Zu den seit Beschluss des Nationalen Integrationplans von 2007 sowie der Demografiestrategie der Bundesregierung aus dem Jahr 2012 umgesetzten Schritten zur besseren Integration der Migranten in die Gesellschaft, gehören:

Allgemeine Reformen in der Familienpolitik, wie zum Beispiel dem Elterngeld, dem Ausbau von Kitas, oder auch Regelungen zur Teilzeitarbeit von Müttern. Insbesondere die Einführung von verbindlichen Sprachkursen, die Migranten jegliche alltäglichen Aufgaben in Deutschland erleichtern. Mit Blick auf die sich verändernde Bevölkerungsstruktur und den Veränderungen für den Arbeitsmarkt, die Sozialkassen und die Gesellschaft, die damit einhergehen, wurden außerdem die Ermöglichung einer doppelten Staatsbürgerschaft oder die Rente mit 67 Jahren beschlossen.

Zur Fertilität

Derzeit steigt zwar die Geburtenrate in Deutschland wieder leicht an, im Vergleich zu früher allerdings kommen doch deutlich weniger Kinder zur Welt. Statistiken zufolge müsste die durchschnittliche Kinderzahl bei 2,1 liegen, damit die Bevölkerung konstant bleibt. Derzeit allerdings liegt sie bei etwa 1,5 Kindern je Frau. In der Folge erhöht sich das Durchschnittsalter der Bevölkerung. Der Grund für die sinkende Geburtenrate ist keiner der beiden üblichen Gründe hierfür; weder ist ein wirtschaftlicher Mangel, noch ein Krieg, in dem Deutschland betroffen wäre, zu verzeichnen.

Vielmehr ist der gesellschaftliche Wandel auch ein Wertewandel: Kinder haben heute nicht mehr den hohen „ökonomischen Stellenwert“, wie sie es in den Jahrhunderten davor noch hatten.
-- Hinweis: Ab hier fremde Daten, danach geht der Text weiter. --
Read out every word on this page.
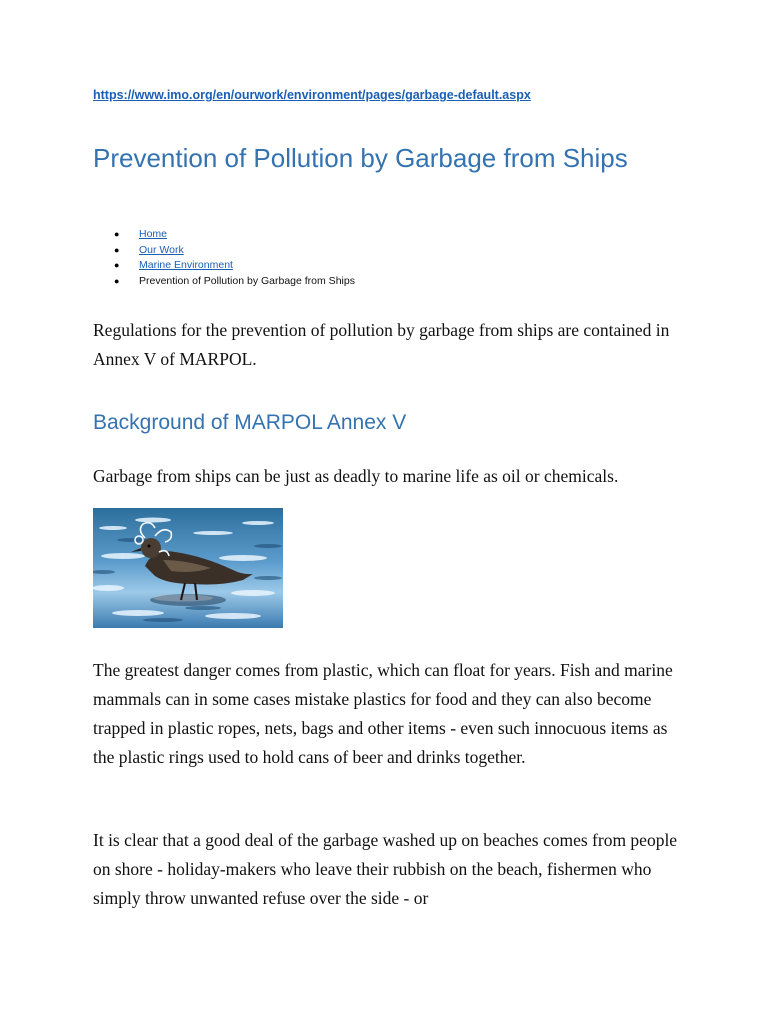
https://www.imo.org/en/ourwork/environment/pages/garbage-default.aspx
Prevention of Pollution by Garbage from Ships
● Home
● Our Work
● Marine Environment
● Prevention of Pollution by Garbage from Ships

Regulations for the prevention of pollution by garbage from ships are contained in Annex V of MARPOL.

Background of MARPOL Annex V

Garbage from ships can be just as deadly to marine life as oil or chemicals.

The greatest danger comes from plastic, which can float for years. Fish and marine mammals can in some cases mistake plastics for food and they can also become trapped in plastic ropes, nets, bags and other items - even such innocuous items as the plastic rings used to hold cans of beer and drinks together.

It is clear that a good deal of the garbage washed up on beaches comes from people on shore - holiday-makers who leave their rubbish on the beach, fishermen who simply throw unwanted refuse over the side - or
Weiterhin machen es sich verändernde berufliche Anforderungen gerade jungen Frauen schwer, Familie und Arbeit unter einen Hut zu bringen.
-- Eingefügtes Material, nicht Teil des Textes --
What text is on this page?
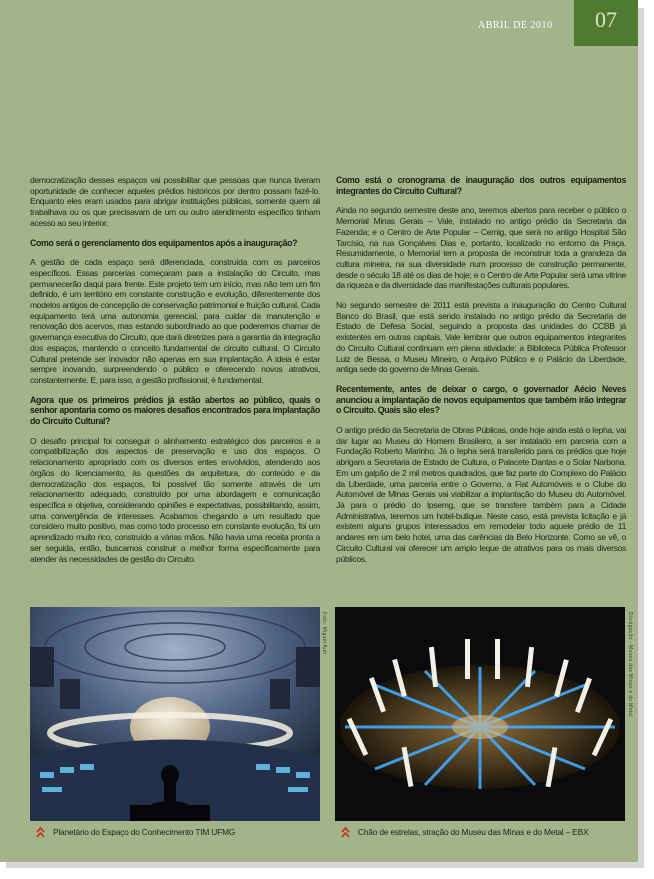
ABRIL DE 2010	07

democratização desses espaços vai possibilitar que pessoas que nunca tiveram oportunidade de conhecer aqueles prédios históricos por dentro possam fazê-lo. Enquanto eles eram usados para abrigar instituições públicas, somente quem ali trabalhava ou os que precisavam de um ou outro atendimento específico tinham acesso ao seu interior.

Como será o gerenciamento dos equipamentos após a inauguração?

A gestão de cada espaço será diferenciada, construída com os parceiros específicos. Essas parcerias começaram para a instalação do Circuito, mas permanecerão daqui para frente. Este projeto tem um início, mas não tem um fim definido, é um território em constante construção e evolução, diferentemente dos modelos antigos de concepção de conservação patrimonial e fruição cultural. Cada equipamento terá uma autonomia gerencial, para cuidar da manutenção e renovação dos acervos, mas estando subordinado ao que poderemos chamar de governança executiva do Circuito, que dará diretrizes para a garantia da integração dos espaços, mantendo o conceito fundamental de circuito cultural. O Circuito Cultural pretende ser inovador não apenas em sua implantação. A ideia é estar sempre inovando, surpreendendo o público e oferecendo novos atrativos, constantemente. E, para isso, a gestão profissional, é fundamental.

Agora que os primeiros prédios já estão abertos ao público, quais o senhor apontaria como os maiores desafios encontrados para implantação do Circuito Cultural?

O desafio principal foi conseguir o alinhamento estratégico dos parceiros e a compatibilização dos aspectos de preservação e uso dos espaços. O relacionamento apropriado com os diversos entes envolvidos, atendendo aos órgãos do licenciamento, às questões da arquitetura, do conteúdo e da democratização dos espaços, foi possível tão somente através de um relacionamento adequado, construído por uma abordagem e comunicação específica e objetiva, considerando opiniões e expectativas, possibilitando, assim, uma convergência de interesses. Acabamos chegando a um resultado que considero muito positivo, mas como todo processo em constante evolução, foi um aprendizado muito rico, construído a várias mãos. Não havia uma receita pronta a ser seguida, então, buscamos construir a melhor forma especificamente para atender às necessidades de gestão do Circuito.

Como está o cronograma de inauguração dos outros equipamentos integrantes do Circuito Cultural?

Ainda no segundo semestre deste ano, teremos abertos para receber o público o Memorial Minas Gerais – Vale, instalado no antigo prédio da Secretaria da Fazenda; e o Centro de Arte Popular – Cemig, que será no antigo Hospital São Tarcísio, na rua Gonçalves Dias e, portanto, localizado no entorno da Praça. Resumidamente, o Memorial tem a proposta de reconstruir toda a grandeza da cultura mineira, na sua diversidade num processo de construção permanente, desde o século 18 até os dias de hoje; e o Centro de Arte Popular será uma vitrine da riqueza e da diversidade das manifestações culturais populares.

No segundo semestre de 2011 está prevista a inauguração do Centro Cultural Banco do Brasil, que está sendo instalado no antigo prédio da Secretaria de Estado de Defesa Social, seguindo a proposta das unidades do CCBB já existentes em outras capitais. Vale lembrar que outros equipamentos integrantes do Circuito Cultural continuam em plena atividade: a Biblioteca Pública Professor Luiz de Bessa, o Museu Mineiro, o Arquivo Público e o Palácio da Liberdade, antiga sede do governo de Minas Gerais.

Recentemente, antes de deixar o cargo, o governador Aécio Neves anunciou a implantação de novos equipamentos que também irão integrar o Circuito. Quais são eles?

O antigo prédio da Secretaria de Obras Públicas, onde hoje ainda está o Iepha, vai dar lugar ao Museu do Homem Brasileiro, a ser instalado em parceria com a Fundação Roberto Marinho. Já o Iepha será transferido para os prédios que hoje abrigam a Secretaria de Estado de Cultura, o Palacete Dantas e o Solar Narbona. Em um galpão de 2 mil metros quadrados, que faz parte do Complexo do Palácio da Liberdade, uma parceria entre o Governo, a Fiat Automóveis e o Clube do Automóvel de Minas Gerais vai viabilizar a implantação do Museu do Automóvel. Já para o prédio do Ipsemg, que se transfere também para a Cidade Administrativa, teremos um hotel-butique. Neste caso, está prevista licitação e já existem alguns grupos interessados em remodelar todo aquele prédio de 11 andares em um belo hotel, uma das carências da Belo Horizonte. Como se vê, o Circuito Cultural vai oferecer um amplo leque de atrativos para os mais diversos públicos.

Foto: Miguel Aun	Divulgação - Museu das Minas e do Metal
Planetário do Espaço do Conhecimento TIM UFMG	Chão de estrelas, stração do Museu das Minas e do Metal – EBX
Familienpolitische Maßnahmen, die versuchen die Anzahl der Kinder pro Frau wieder auf mindestens zwei zu erhöhen, können der aktuellen Entwicklung nur sehr langsam entgegenwirken. Anreize wie das Elterngeld etwa konnten bislang nur eine sehr behäbige Zunahme der Fertilität bewirken. Denn auch nach der Einführung im Januar 2017 ist die Geburtenrate nur moderat angestiegen.

Zur Mortalität

Nicht nur die niedrige Geburtenrate sorgt für eine demografische Alterung, also für den wachsenden Anteil der Älteren in Deutschland. Auch die Lebenserwartung, die kontinuierlich ansteigt und einen Rückgang der Sterblichkeit mit sich bringt, lässt eine Gesellschaft im Durchschnitt immer älter werden. Hierfür sorgen konkret, zumindest in Deutschland, aber auch in den meisten anderen europäischen Ländern unterschiedliche Punkte:

  • eine bessere gesundheitliche Versorgung
  • kontinuierlicher medizinscher Fortschritt und der damit verbundene Rückgang bestimmter Krankheiten
  • genaueres Wissen über die Ursache diverser Krankheitsbilder
  • eine bessere Vorsorge
  • abnehmende Belastungen durch schwere Arbeit, Hungersnöte oder Kriege

Während die Lebenserwartung eines Neugeborenen Ende des 19. Jahrhunderts noch unter 40 Jahren lag, so liegt sie aus oben genannten Gründen derzeit bei Frauen bei knappen 83 Jahren und bei Männern bei 78 Jahren. Die Zahl derjenigen, die über 100 Jahre alt werden, wächst ebenfalls stetig.
Demografie-Experten beurteilen die Alterung der Gesellschaft vor allem, indem sie auf den Anteil der über 60-Jährigen, der über 80-Jährigen, sowie auf die Menschen, die älter als 100 Jahre alt werden, schauen. Zu Beginn des 20. Jahrhunderts betrug der Anteil der über 60-Jährigen noch knapp acht Prozent der Gesamtbevölkerung. Schon 2030 wird es hingegen über ein Drittel der Bevölkerung sein. Mit dem Blick auf diese Entwicklung gilt es, sich angemessen auf die Herausforderungen der alternden Bevölkerung vorzubereiten, um ihnen nach und nach gerecht zu werden.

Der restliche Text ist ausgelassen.